The 35 points and 9 dimes is a hell of an effort, Deron Williams, but John Stockton would not approve of his point guard turning the ball over 7 times along the way.


-We're 13 games in and Miguel Cabrera is hitting at a mind-boggling .451 clip. At what point do we start talking about Ted Williams here??

-Earl Weaver, the Hall-of-Fame manager for the Baltimore Orioles, despised the sacrifice bunt. Weaver believed that the cost of giving away an out was far greater than the reward in moving a runner up 90 feet. This strategy is magnified even more when a team is down to their final three outs. I always like this kind of manager that will have an attack mentality when behind in the game. When facing a good closer late in a ballgame, and with precious few outs remaining, I find it very hard to justify giving away those outs without making the pitcher earn them. Needless to say, it was definitely not Jim Leyland's finest hour in the opener against the Angels. The Tigers trailed by one entering the 9th. They got the leadoff man aboard when Carlos Guillen singled and had their DH, Jeff Larish, due up. In theory, this is where your DH should be an asset. One swing of the bat and you could have the lead.

But in a strange turn of events, Jim Leyland decided to replace Larish, sending up Adam Everett, a man that has been asked to pinch-hit just nine times during his entire 9-year career (1 for 9). With a lefty on the mound, you would think Marcus Thames might be called upon, but instead it was the punchless Everett being summoned to the dish. He also subbed speedster Josh Anderson for Guillen. Leyland then ordered for the sacrifice from Everett (again, never been a fan of giving away outs with a 9th inning deficit), but he couldn't get it down. With two strikes and Everett no longer able to bunt, Anderson became overly aggressive and got hung up with a Brian Fuentes pickoff, getting thrown out at 2nd. Everett then struck out, leaving the Tigers with no runners on and two out when the inning had looked so promising just a moment prior with the leadoff hit. Essentially, all Fuentes had done was give up a single, get Everett to foul off a couple bunts, make a solid pickoff move, and the bases were clear again with the victory one out away. Not exactly making him earn anything.

Sure enough, the next two batters reached, making the "pinch-hitter, botched sacrifice, botched steal" all the more frustrating.

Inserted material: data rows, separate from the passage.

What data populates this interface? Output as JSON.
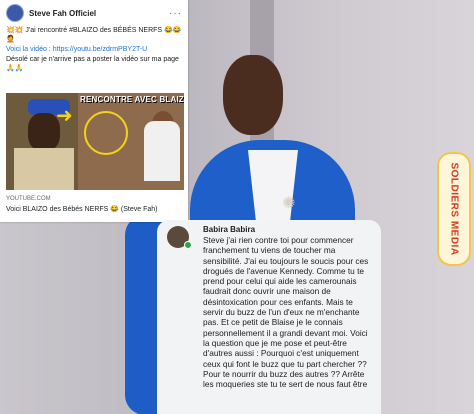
{
  "post": {
    "author": "Steve Fah Officiel",
    "text_lines": [
      "💥💥 J'ai rencontré #BLAIZO des BÉBÉS NERFS 😂😂🤦",
      "Voici la vidéo : https://youtu.be/zdrmPBY2T-U",
      "Désolé car je n'arrive pas a poster la vidéo sur ma page 🙏🙏"
    ],
    "thumbnail_banner": "RENCONTRE AVEC BLAIZO",
    "link_source": "YOUTUBE.COM",
    "link_title": "Voici BLAIZO des Bébés NERFS 😂 (Steve Fah)"
  },
  "watermark": "SOLDIERS MEDIA",
  "comment": {
    "author": "Babira Babira",
    "text": "Steve j'ai rien contre toi pour commencer franchement tu viens de toucher ma sensibilité. J'ai eu toujours le soucis pour ces drogués de l'avenue Kennedy. Comme tu te prend pour celui qui aide les camerounais faudrait donc ouvrir une maison de désintoxication pour ces enfants. Mais te servir du buzz de l'un d'eux ne m'enchante pas. Et ce petit de Blaise je le connais personnellement il a grandi devant moi. Voici la question que je me pose et peut-être d'autres aussi : Pourquoi c'est uniquement ceux qui font le buzz que tu part chercher ?? Pour te nourrir du buzz des autres ?? Arrête les moqueries ste tu te sert de nous faut être"
  },
  "colors": {
    "link": "#1b74e4",
    "jacket": "#1f5fc9",
    "watermark_text": "#d93a1c"
  }
}
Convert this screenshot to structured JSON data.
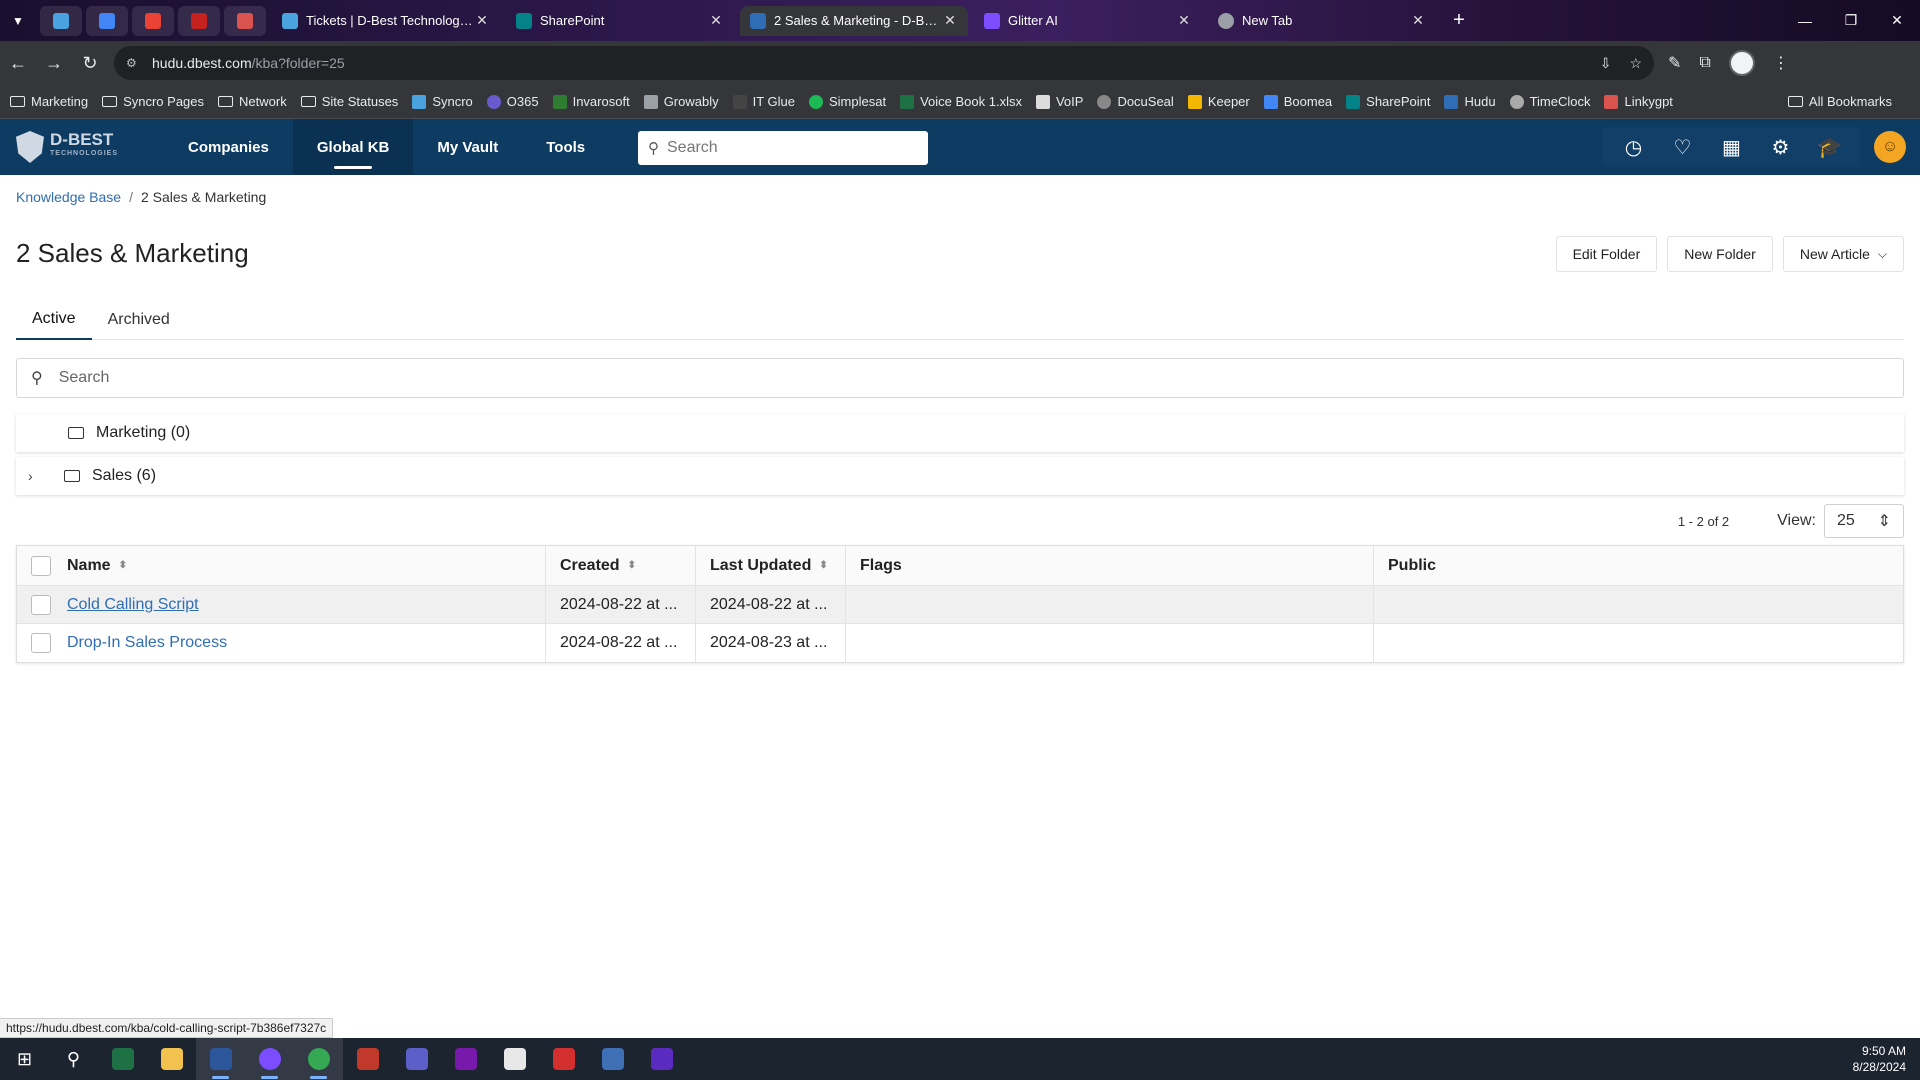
{
  "browser": {
    "tabs": [
      {
        "title": "Tickets | D-Best Technologies",
        "color": "#4aa3df"
      },
      {
        "title": "SharePoint",
        "color": "#038387"
      },
      {
        "title": "2 Sales & Marketing - D-Best Te",
        "color": "#2f6db5"
      },
      {
        "title": "Glitter AI",
        "color": "#7b4dff"
      },
      {
        "title": "New Tab",
        "color": "#9aa0a6"
      }
    ],
    "url_host": "hudu.dbest.com",
    "url_path": "/kba?folder=25",
    "bookmarks": [
      {
        "label": "Marketing",
        "type": "folder"
      },
      {
        "label": "Syncro Pages",
        "type": "folder"
      },
      {
        "label": "Network",
        "type": "folder"
      },
      {
        "label": "Site Statuses",
        "type": "folder"
      },
      {
        "label": "Syncro",
        "color": "#4aa3df"
      },
      {
        "label": "O365",
        "color": "#6a5acd"
      },
      {
        "label": "Invarosoft",
        "color": "#2e7d32"
      },
      {
        "label": "Growably",
        "color": "#9aa0a6"
      },
      {
        "label": "IT Glue",
        "color": "#444"
      },
      {
        "label": "Simplesat",
        "color": "#1db954"
      },
      {
        "label": "Voice Book 1.xlsx",
        "color": "#1e7145"
      },
      {
        "label": "VoIP",
        "color": "#dcdcdc"
      },
      {
        "label": "DocuSeal",
        "color": "#888"
      },
      {
        "label": "Keeper",
        "color": "#f5b800"
      },
      {
        "label": "Boomea",
        "color": "#4285f4"
      },
      {
        "label": "SharePoint",
        "color": "#038387"
      },
      {
        "label": "Hudu",
        "color": "#2f6db5"
      },
      {
        "label": "TimeClock",
        "color": "#aaa"
      },
      {
        "label": "Linkygpt",
        "color": "#d9534f"
      }
    ],
    "all_bookmarks": "All Bookmarks"
  },
  "app": {
    "logo_text": "D-BEST",
    "logo_sub": "TECHNOLOGIES",
    "nav": [
      "Companies",
      "Global KB",
      "My Vault",
      "Tools"
    ],
    "active_nav": "Global KB",
    "search_placeholder": "Search"
  },
  "page": {
    "breadcrumb_root": "Knowledge Base",
    "breadcrumb_sep": "/",
    "breadcrumb_current": "2 Sales & Marketing",
    "title": "2 Sales & Marketing",
    "buttons": {
      "edit_folder": "Edit Folder",
      "new_folder": "New Folder",
      "new_article": "New Article"
    },
    "tabs": {
      "active": "Active",
      "archived": "Archived"
    },
    "filter_placeholder": "Search",
    "folders": [
      {
        "label": "Marketing (0)",
        "expandable": false
      },
      {
        "label": "Sales (6)",
        "expandable": true
      }
    ],
    "pagination": {
      "count": "1 - 2 of 2",
      "view_label": "View:",
      "view_value": "25"
    },
    "table": {
      "headers": {
        "name": "Name",
        "created": "Created",
        "updated": "Last Updated",
        "flags": "Flags",
        "public": "Public"
      },
      "rows": [
        {
          "name": "Cold Calling Script",
          "created": "2024-08-22 at ...",
          "updated": "2024-08-22 at ...",
          "flags": "",
          "public": ""
        },
        {
          "name": "Drop-In Sales Process",
          "created": "2024-08-22 at ...",
          "updated": "2024-08-23 at ...",
          "flags": "",
          "public": ""
        }
      ]
    }
  },
  "status_url": "https://hudu.dbest.com/kba/cold-calling-script-7b386ef7327c",
  "taskbar": {
    "time": "9:50 AM",
    "date": "8/28/2024"
  }
}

They were left stranded when Ramon Santiago took a called third to end the festivities. To recap, four Tigers came to the plate in the 9th trying to reach base (Everett was trying to sacrifice), and Fuentes only retired one of them. That effort should not be rewarded with a save and an Angel win, but with over-managing, and unaggressive over-managing at that...just about anything is possible.

Other Things

Ping-Pong is the one sport where you hit your peak when you are about 14 years old. That's the best you'll ever be.

The movie never gets a lot of pub, but Jack Black and Steve Zahn in Saving Silverman were easily one of the best comedy duos in recent movie history. Just ask my boy Aubrey. I believe that was his first purchase when starting his DVD collection...and I'm almost as sure it didn't wind up being his only copy.

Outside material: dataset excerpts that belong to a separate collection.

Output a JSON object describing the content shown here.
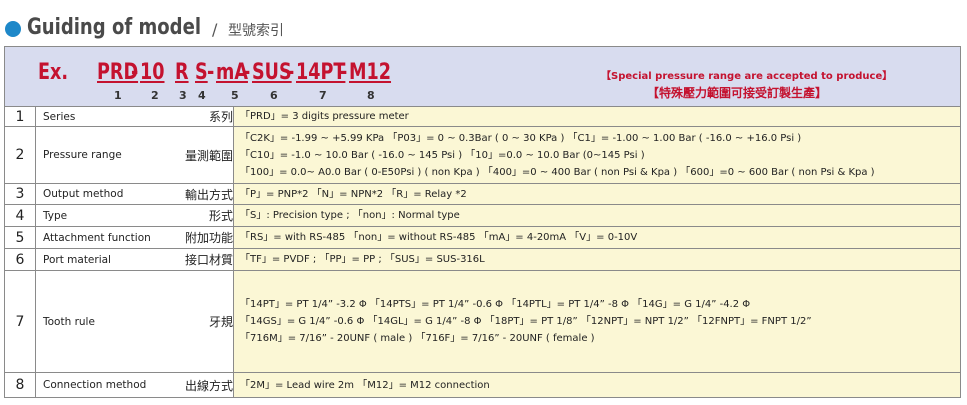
{
  "header": {
    "title_en": "Guiding of model",
    "separator": "/",
    "title_zh": "型號索引"
  },
  "example": {
    "label": "Ex.",
    "code_parts": [
      "PRD",
      "-",
      "10",
      "R",
      "S",
      "-",
      "mA",
      "-",
      "SUS",
      "-",
      "14PT",
      "-",
      "M12"
    ],
    "positions": [
      "1",
      "2",
      "3",
      "4",
      "5",
      "6",
      "7",
      "8"
    ],
    "note_en": "【Special pressure range are accepted to produce】",
    "note_zh": "【特殊壓力範圍可接受訂製生產】"
  },
  "rows": [
    {
      "num": "1",
      "label_en": "Series",
      "label_zh": "系列",
      "lines": [
        "「PRD」= 3 digits pressure meter"
      ]
    },
    {
      "num": "2",
      "label_en": "Pressure range",
      "label_zh": "量測範圍",
      "lines": [
        "「C2K」= -1.99 ~ +5.99 KPa 「P03」= 0 ~ 0.3Bar ( 0 ~ 30 KPa ) 「C1」= -1.00 ~ 1.00 Bar ( -16.0 ~ +16.0 Psi )",
        "「C10」= -1.0 ~ 10.0 Bar ( -16.0 ~ 145 Psi ) 「10」=0.0 ~ 10.0 Bar (0~145 Psi )",
        "「100」= 0.0~ A0.0 Bar ( 0-E50Psi ) ( non Kpa ) 「400」=0 ~ 400 Bar ( non Psi & Kpa ) 「600」=0 ~ 600 Bar ( non Psi & Kpa )"
      ]
    },
    {
      "num": "3",
      "label_en": "Output method",
      "label_zh": "輸出方式",
      "lines": [
        "「P」= PNP*2 「N」= NPN*2 「R」= Relay *2"
      ]
    },
    {
      "num": "4",
      "label_en": "Type",
      "label_zh": "形式",
      "lines": [
        "「S」: Precision type ; 「non」: Normal type"
      ]
    },
    {
      "num": "5",
      "label_en": "Attachment function",
      "label_zh": "附加功能",
      "lines": [
        "「RS」= with RS-485 「non」= without RS-485 「mA」= 4-20mA 「V」= 0-10V"
      ]
    },
    {
      "num": "6",
      "label_en": "Port material",
      "label_zh": "接口材質",
      "lines": [
        "「TF」= PVDF ; 「PP」= PP ; 「SUS」= SUS-316L"
      ]
    },
    {
      "num": "7",
      "label_en": "Tooth rule",
      "label_zh": "牙規",
      "lines": [
        "「14PT」= PT 1/4” -3.2 Φ 「14PTS」= PT 1/4” -0.6 Φ 「14PTL」= PT 1/4” -8 Φ 「14G」= G 1/4” -4.2 Φ",
        "「14GS」= G 1/4” -0.6 Φ 「14GL」= G 1/4” -8 Φ 「18PT」= PT 1/8” 「12NPT」= NPT 1/2” 「12FNPT」= FNPT 1/2”",
        "「716M」= 7/16” - 20UNF ( male ) 「716F」= 7/16” - 20UNF ( female )"
      ]
    },
    {
      "num": "8",
      "label_en": "Connection method",
      "label_zh": "出線方式",
      "lines": [
        "「2M」= Lead wire 2m 「M12」= M12 connection"
      ]
    }
  ],
  "colors": {
    "accent_red": "#c4122f",
    "title_dot_blue": "#1e88c9",
    "example_band": "#d8dcef",
    "value_cell": "#fbf7d5"
  }
}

Am I the only guy in the world still actually "taping" things off the TV?? The TIVO, DVR, and all that might be easier and more convenient, but I haven't crossed over. I'm still throwin' the tape in the VCR and pushing the 'record' button. I'm just not ready yet.

Does anyone not sleep with one arm under their pillow?? Drop a thought below, or float me an e-mail at


Aubrey said...

Take the leap to DVR man. What do you do when two things are on at once and you can't record? Get the DVR your life will be better!! Saving Silverman is for sure one of the most under-rated movies of our time!!

Anonymous said...

Really hard to watch the pistons play so lifelessly in this series. but be reminded that this is essentially the way they played the whole year.
My starting 5:

Daniel said...

I still use a VCR, and I use DVR also. DVR helps me record multiple shows during the week when I don't have time to watch them. The VCR serves for recording sporting events from the DVR. Although mine just crapped out on me the other day after 7 years of use. Recording my Red Wings playoff games is in jeopardy!

Mayer said...

I dont even have a vcr, if i did then I could finally watch the boys of zimmer.